Tennessee health officials say they disagree with numerous aspects of a letter from the Centers for Medicare and Medicaid Services that accuses the state of failing to provide services for people as required by the federal health care law.

According to the letter dated June 27, of seven critical success factors required of states, Tennessee had met only one. Federal officials have given the state 10 days to submit a correction plan.

Among the criticism, Tennessee does not provide people with in-person assistance, and it has not set up a program that allows hospitals to temporarily enroll people in Medicaid if they are presumed eligible.

TennCare spokeswoman Kelly Gunderson told The Associated Press in an email on Wednesday that the state is preparing a response. She didn't specify exactly what the state disagreed with in the letter.

– The Associated Press

SCORE Launches Teacher Fellowship Program

The State Collaborative on Reforming Education is launching a program that will provide Tennessee teachers an opportunity to have a greater impact on key state-level education policy issues.

The advocacy and research institution will select about 20 classroom teachers to serve a one-year term under the Tennessee Educator Fellowship.

The fellows will learn about and advocate for policies, practices, and systems that impact educator effectiveness and student achievement.

Fellows representing each of Tennessee's three geographic divisions will be chosen from varying subjects and grade levels. Each fellow will continue as a full-time teacher during the term and will receive a stipend.

The program will be led by Tennessee teacher Cicely Woodard, who has served as a teacher leader supporting, training and coaching teachers across Tennessee.

– The Associated Press

Government Made $100 Billion in Improper Payments

By its own estimate, the government made about $100 billion in payments last year to people who may not have been entitled to receive them – tax credits to families that didn't qualify, unemployment benefits to people who had jobs and medical payments for treatments that might not have been necessary.

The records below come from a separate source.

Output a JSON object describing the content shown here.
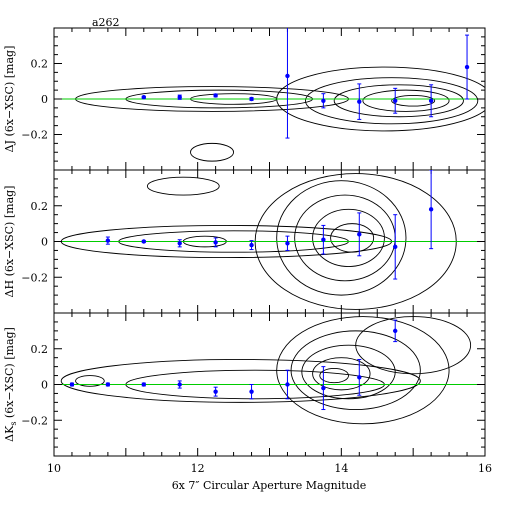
{
  "chart_data": {
    "type": "scatter",
    "label": "a262",
    "xlabel": "6x 7″ Circular Aperture Magnitude",
    "xlim": [
      10,
      16
    ],
    "xticks": [
      10,
      12,
      14,
      16
    ],
    "zero_line_color": "#00cc00",
    "point_color": "#0000ff",
    "contour_color": "#000000",
    "panels": [
      {
        "name": "J",
        "ylabel": "ΔJ (6x−XSC) [mag]",
        "ylim": [
          -0.4,
          0.4
        ],
        "yticks": [
          -0.2,
          0,
          0.2
        ],
        "ytick_labels": [
          "−0.2",
          "0",
          "0.2"
        ],
        "points": [
          {
            "x": 11.25,
            "y": 0.01,
            "err": 0.005
          },
          {
            "x": 11.75,
            "y": 0.01,
            "err": 0.012
          },
          {
            "x": 12.25,
            "y": 0.02,
            "err": 0.008
          },
          {
            "x": 12.75,
            "y": 0.0,
            "err": 0.008
          },
          {
            "x": 13.25,
            "y": 0.13,
            "err": 0.35
          },
          {
            "x": 13.75,
            "y": -0.01,
            "err": 0.04
          },
          {
            "x": 14.25,
            "y": -0.015,
            "err": 0.1
          },
          {
            "x": 14.75,
            "y": -0.01,
            "err": 0.07
          },
          {
            "x": 15.25,
            "y": -0.01,
            "err": 0.09
          },
          {
            "x": 15.75,
            "y": 0.18,
            "err": 0.18
          }
        ]
      },
      {
        "name": "H",
        "ylabel": "ΔH (6x−XSC) [mag]",
        "ylim": [
          -0.4,
          0.4
        ],
        "yticks": [
          -0.2,
          0,
          0.2
        ],
        "ytick_labels": [
          "−0.2",
          "0",
          "0.2"
        ],
        "points": [
          {
            "x": 10.75,
            "y": 0.005,
            "err": 0.02
          },
          {
            "x": 11.25,
            "y": 0.0,
            "err": 0.006
          },
          {
            "x": 11.75,
            "y": -0.01,
            "err": 0.02
          },
          {
            "x": 12.25,
            "y": -0.005,
            "err": 0.025
          },
          {
            "x": 12.75,
            "y": -0.02,
            "err": 0.025
          },
          {
            "x": 13.25,
            "y": -0.01,
            "err": 0.04
          },
          {
            "x": 13.75,
            "y": 0.01,
            "err": 0.08
          },
          {
            "x": 14.25,
            "y": 0.04,
            "err": 0.12
          },
          {
            "x": 14.75,
            "y": -0.03,
            "err": 0.18
          },
          {
            "x": 15.25,
            "y": 0.18,
            "err": 0.22
          }
        ]
      },
      {
        "name": "Ks",
        "ylabel": "ΔK",
        "ylabel_sub": "s",
        "ylabel_rest": " (6x−XSC) [mag]",
        "ylim": [
          -0.4,
          0.4
        ],
        "yticks": [
          -0.2,
          0,
          0.2
        ],
        "ytick_labels": [
          "−0.2",
          "0",
          "0.2"
        ],
        "points": [
          {
            "x": 10.25,
            "y": 0.0,
            "err": 0.008
          },
          {
            "x": 10.75,
            "y": 0.0,
            "err": 0.008
          },
          {
            "x": 11.25,
            "y": 0.0,
            "err": 0.008
          },
          {
            "x": 11.75,
            "y": 0.0,
            "err": 0.02
          },
          {
            "x": 12.25,
            "y": -0.04,
            "err": 0.025
          },
          {
            "x": 12.75,
            "y": -0.04,
            "err": 0.04
          },
          {
            "x": 13.25,
            "y": 0.0,
            "err": 0.08
          },
          {
            "x": 13.75,
            "y": -0.02,
            "err": 0.12
          },
          {
            "x": 14.25,
            "y": 0.04,
            "err": 0.1
          },
          {
            "x": 14.75,
            "y": 0.3,
            "err": 0.06
          }
        ]
      }
    ]
  }
}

Congressional investigators say the figure could be even higher.

The Obama administration has reduced the amount of improper payments since they peaked in 2010. Still, estimates from federal agencies show that some are wasting big money at a time when Congress is squeezing agency budgets and looking to save more.

"Nobody knows exactly how much taxpayer money is wasted through improper payments, but the federal government's own astounding estimate is more than half a trillion dollars over the past five years," said Rep. John Mica, R-Fla. "The fact is, improper payments are staggeringly high in programs designed to help those most in need – children, seniors and low-income families."

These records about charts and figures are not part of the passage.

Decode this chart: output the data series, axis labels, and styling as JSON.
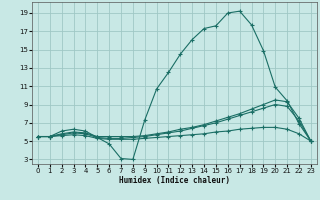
{
  "xlabel": "Humidex (Indice chaleur)",
  "bg_color": "#c8e8e5",
  "grid_color": "#a0c8c5",
  "line_color": "#1a6e65",
  "xlim": [
    -0.5,
    23.5
  ],
  "ylim": [
    2.5,
    20.2
  ],
  "xticks": [
    0,
    1,
    2,
    3,
    4,
    5,
    6,
    7,
    8,
    9,
    10,
    11,
    12,
    13,
    14,
    15,
    16,
    17,
    18,
    19,
    20,
    21,
    22,
    23
  ],
  "yticks": [
    3,
    5,
    7,
    9,
    11,
    13,
    15,
    17,
    19
  ],
  "line1_x": [
    0,
    1,
    2,
    3,
    4,
    5,
    6,
    7,
    8,
    9,
    10,
    11,
    12,
    13,
    14,
    15,
    16,
    17,
    18,
    19,
    20,
    21,
    22,
    23
  ],
  "line1_y": [
    5.5,
    5.5,
    6.1,
    6.3,
    6.1,
    5.4,
    4.7,
    3.1,
    3.0,
    7.3,
    10.7,
    12.5,
    14.5,
    16.1,
    17.3,
    17.6,
    19.0,
    19.2,
    17.7,
    14.9,
    10.9,
    9.4,
    6.9,
    5.0
  ],
  "line2_x": [
    0,
    1,
    2,
    3,
    4,
    5,
    6,
    7,
    8,
    9,
    10,
    11,
    12,
    13,
    14,
    15,
    16,
    17,
    18,
    19,
    20,
    21,
    22,
    23
  ],
  "line2_y": [
    5.5,
    5.5,
    5.8,
    6.0,
    5.9,
    5.5,
    5.5,
    5.5,
    5.5,
    5.6,
    5.8,
    6.0,
    6.3,
    6.5,
    6.8,
    7.2,
    7.6,
    8.0,
    8.5,
    9.0,
    9.5,
    9.3,
    7.5,
    5.0
  ],
  "line3_x": [
    0,
    1,
    2,
    3,
    4,
    5,
    6,
    7,
    8,
    9,
    10,
    11,
    12,
    13,
    14,
    15,
    16,
    17,
    18,
    19,
    20,
    21,
    22,
    23
  ],
  "line3_y": [
    5.5,
    5.5,
    5.7,
    5.9,
    5.8,
    5.4,
    5.3,
    5.3,
    5.4,
    5.5,
    5.7,
    5.9,
    6.1,
    6.4,
    6.7,
    7.0,
    7.4,
    7.8,
    8.2,
    8.6,
    9.0,
    8.8,
    7.2,
    5.0
  ],
  "line4_x": [
    0,
    1,
    2,
    3,
    4,
    5,
    6,
    7,
    8,
    9,
    10,
    11,
    12,
    13,
    14,
    15,
    16,
    17,
    18,
    19,
    20,
    21,
    22,
    23
  ],
  "line4_y": [
    5.5,
    5.5,
    5.6,
    5.7,
    5.6,
    5.3,
    5.2,
    5.2,
    5.2,
    5.3,
    5.4,
    5.5,
    5.6,
    5.7,
    5.8,
    6.0,
    6.1,
    6.3,
    6.4,
    6.5,
    6.5,
    6.3,
    5.8,
    5.0
  ]
}
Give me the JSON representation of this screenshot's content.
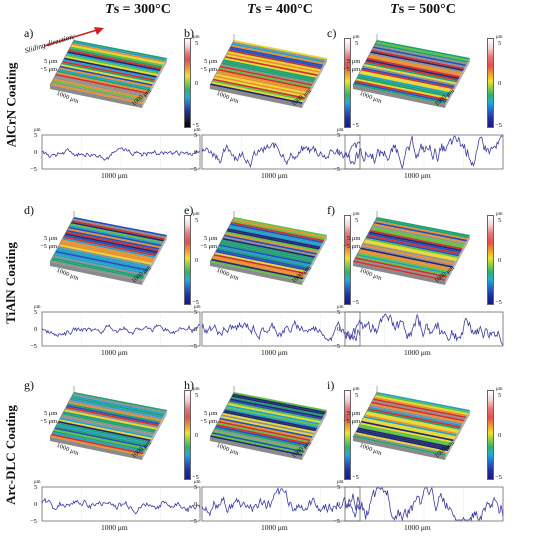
{
  "columns": [
    {
      "sym": "T",
      "sub": "s",
      "rest": " = 300°C"
    },
    {
      "sym": "T",
      "sub": "s",
      "rest": " = 400°C"
    },
    {
      "sym": "T",
      "sub": "s",
      "rest": " = 500°C"
    }
  ],
  "rows": [
    {
      "label": "AlCrN Coating"
    },
    {
      "label": "TiAlN Coating"
    },
    {
      "label": "Arc-DLC Coating"
    }
  ],
  "panel_labels": [
    "a)",
    "b)",
    "c)",
    "d)",
    "e)",
    "f)",
    "g)",
    "h)",
    "i)"
  ],
  "sliding_direction": "Sliding direction",
  "axis": {
    "z_top": "5 μm",
    "z_bottom": "−5 μm",
    "xy": "1000 μm",
    "profile_unit": "μm",
    "profile_top": "5",
    "profile_mid": "0",
    "profile_bot": "−5",
    "profile_x": "1000 μm"
  },
  "colorbar": {
    "unit": "μm",
    "top": "5",
    "mid": "0",
    "bot": "−5"
  },
  "colors": {
    "profile_line": "#3c3ca8",
    "stripes": [
      "#d03030",
      "#e89030",
      "#e8d830",
      "#60c040",
      "#20a070",
      "#20a0c8",
      "#2050b8",
      "#202870",
      "#909090"
    ]
  }
}
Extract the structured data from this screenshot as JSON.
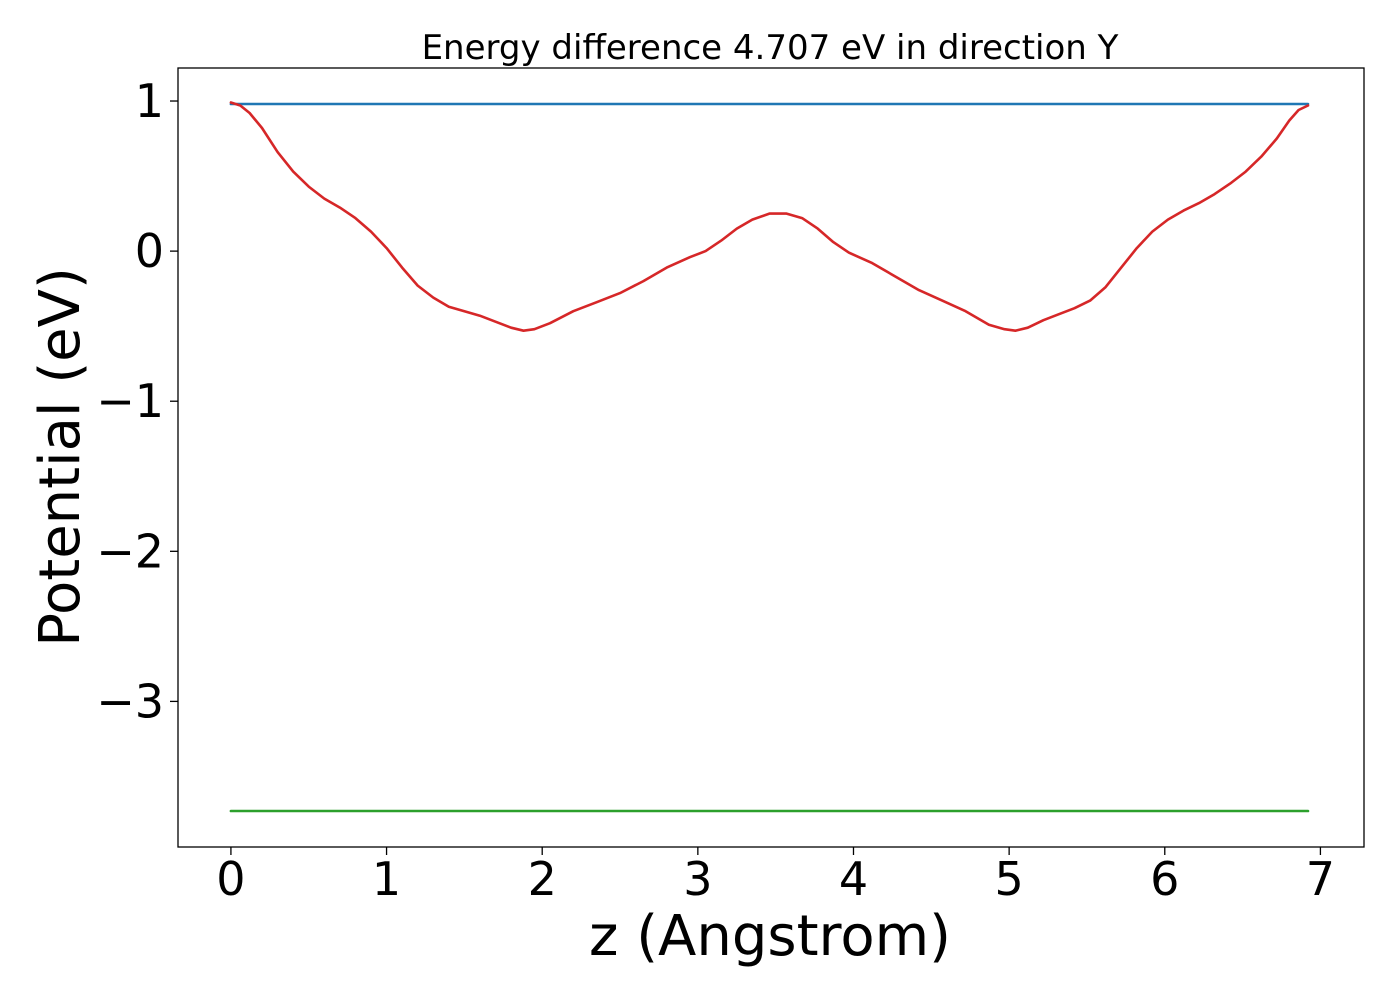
{
  "chart_data": {
    "type": "line",
    "title": "Energy difference 4.707 eV in direction Y",
    "xlabel": "z (Angstrom)",
    "ylabel": "Potential (eV)",
    "xlim": [
      -0.34,
      7.28
    ],
    "ylim": [
      -3.97,
      1.22
    ],
    "xticks": [
      0,
      1,
      2,
      3,
      4,
      5,
      6,
      7
    ],
    "xtick_labels": [
      "0",
      "1",
      "2",
      "3",
      "4",
      "5",
      "6",
      "7"
    ],
    "yticks": [
      1,
      0,
      -1,
      -2,
      -3
    ],
    "ytick_labels": [
      "1",
      "0",
      "−1",
      "−2",
      "−3"
    ],
    "grid": false,
    "series": [
      {
        "color": "#1f77b4",
        "x": [
          0,
          6.92
        ],
        "y": [
          0.98,
          0.98
        ]
      },
      {
        "color": "#2ca02c",
        "x": [
          0,
          6.92
        ],
        "y": [
          -3.73,
          -3.73
        ]
      },
      {
        "color": "#d62728",
        "x": [
          0,
          0.06,
          0.12,
          0.2,
          0.3,
          0.4,
          0.5,
          0.6,
          0.7,
          0.8,
          0.9,
          1.0,
          1.1,
          1.2,
          1.3,
          1.4,
          1.5,
          1.6,
          1.7,
          1.8,
          1.88,
          1.95,
          2.05,
          2.2,
          2.35,
          2.5,
          2.65,
          2.8,
          2.95,
          3.05,
          3.15,
          3.25,
          3.35,
          3.46,
          3.57,
          3.67,
          3.77,
          3.87,
          3.97,
          4.12,
          4.27,
          4.42,
          4.57,
          4.72,
          4.87,
          4.97,
          5.04,
          5.12,
          5.22,
          5.32,
          5.42,
          5.52,
          5.62,
          5.72,
          5.82,
          5.92,
          6.02,
          6.12,
          6.22,
          6.32,
          6.42,
          6.52,
          6.62,
          6.72,
          6.8,
          6.86,
          6.92
        ],
        "y": [
          0.99,
          0.97,
          0.92,
          0.82,
          0.66,
          0.53,
          0.43,
          0.35,
          0.29,
          0.22,
          0.13,
          0.02,
          -0.11,
          -0.23,
          -0.31,
          -0.37,
          -0.4,
          -0.43,
          -0.47,
          -0.51,
          -0.53,
          -0.52,
          -0.48,
          -0.4,
          -0.34,
          -0.28,
          -0.2,
          -0.11,
          -0.04,
          0.0,
          0.07,
          0.15,
          0.21,
          0.25,
          0.25,
          0.22,
          0.15,
          0.06,
          -0.01,
          -0.08,
          -0.17,
          -0.26,
          -0.33,
          -0.4,
          -0.49,
          -0.52,
          -0.53,
          -0.51,
          -0.46,
          -0.42,
          -0.38,
          -0.33,
          -0.24,
          -0.11,
          0.02,
          0.13,
          0.21,
          0.27,
          0.32,
          0.38,
          0.45,
          0.53,
          0.63,
          0.75,
          0.87,
          0.94,
          0.97
        ]
      }
    ]
  }
}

Mica chairs the House Oversight subcommittee on government operations. The subcommittee was scheduled to hold a hearing on improper payments Wednesday afternoon.

Each year, federal agencies are required to estimate the amount of improper payments they issue. They include overpayments, underpayments, payments to the wrong recipient and payments that were made without proper documentation.